Technically, the Chargers had five sophomores on the roster, but Sloan expects a few of those will take the NJCAA up on its offer to award spring sport athletes an extra year of eligibility. That decision certainly made the season’s bitter ending more palatable.
“Our girls took it as best they can,” Sloan said. “We have a couple who have committed to play elsewhere, but a couple of them are interested in staying and possibly playing another year. We’ll just go from there and see what the future holds.”
O’Neill also expects to have some of his sophomores back next season, although most of the 13-member class will have opportunities to move on to compete at a four-year school.
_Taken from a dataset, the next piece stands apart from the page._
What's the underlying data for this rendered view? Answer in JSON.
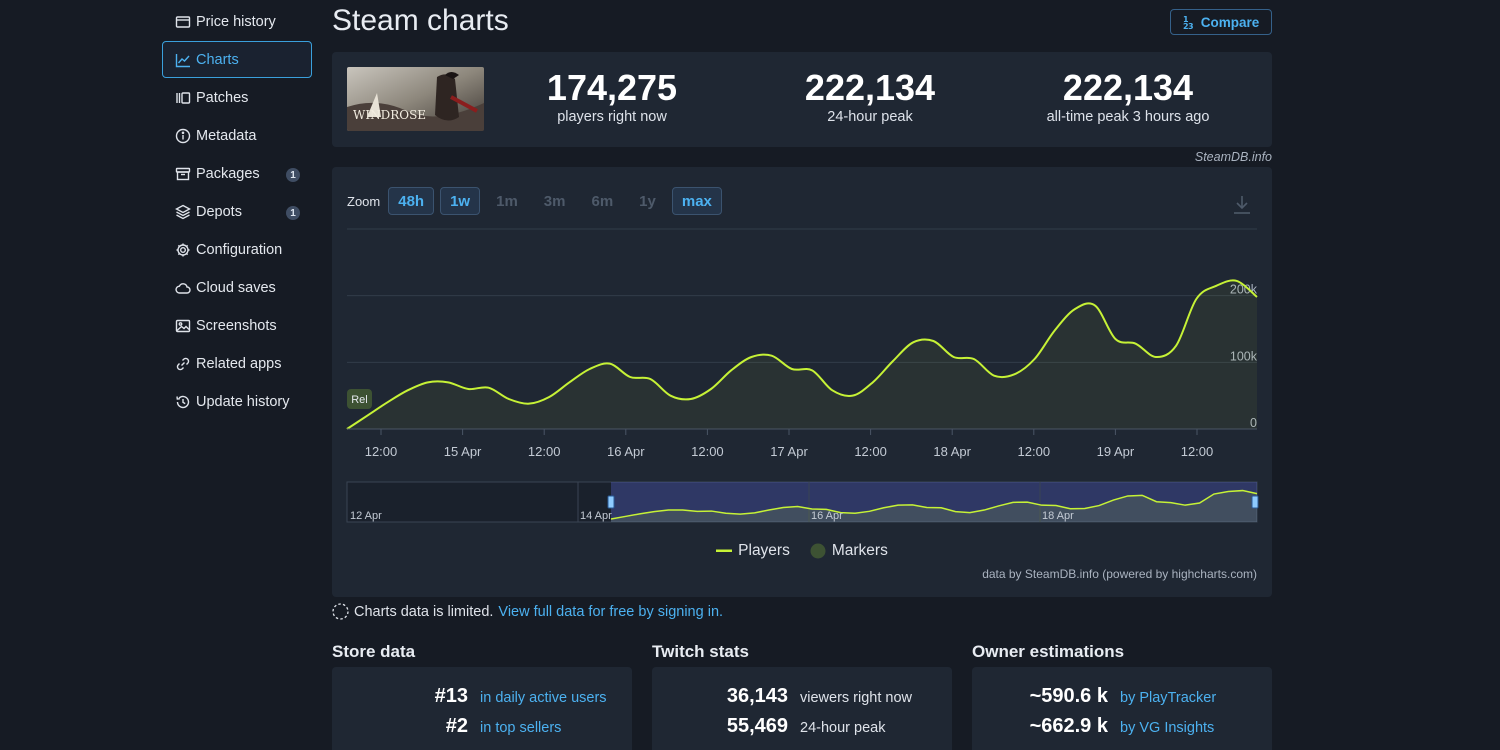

“We’ve got a couple of guys who are going to come back, and we’ve got some guys who are going to move on,” O’Neill said. “… Our guys have options. We’re in a good situation for this to happen, because we have a small recruiting class. We were not bringing in a ton of guys, so our numbers will be right around where they normally would be without having to tell anybody they don’t have a spot.”
In a lot of ways, O’Neill has already started thinking ahead to next season. But for the time being, his primary focus is keeping his family, including his players who are all back home, safe from the quickly spreading coronavirus.
“I think we’re going to get to the other side of it, it’s just a matter of when,” O’Neill said of the global pandemic. “There will be life on the other end of it, and there will be baseball on the other end of it.
“Hopefully people cooperate and stay in, so we can slow the spread of this thing.”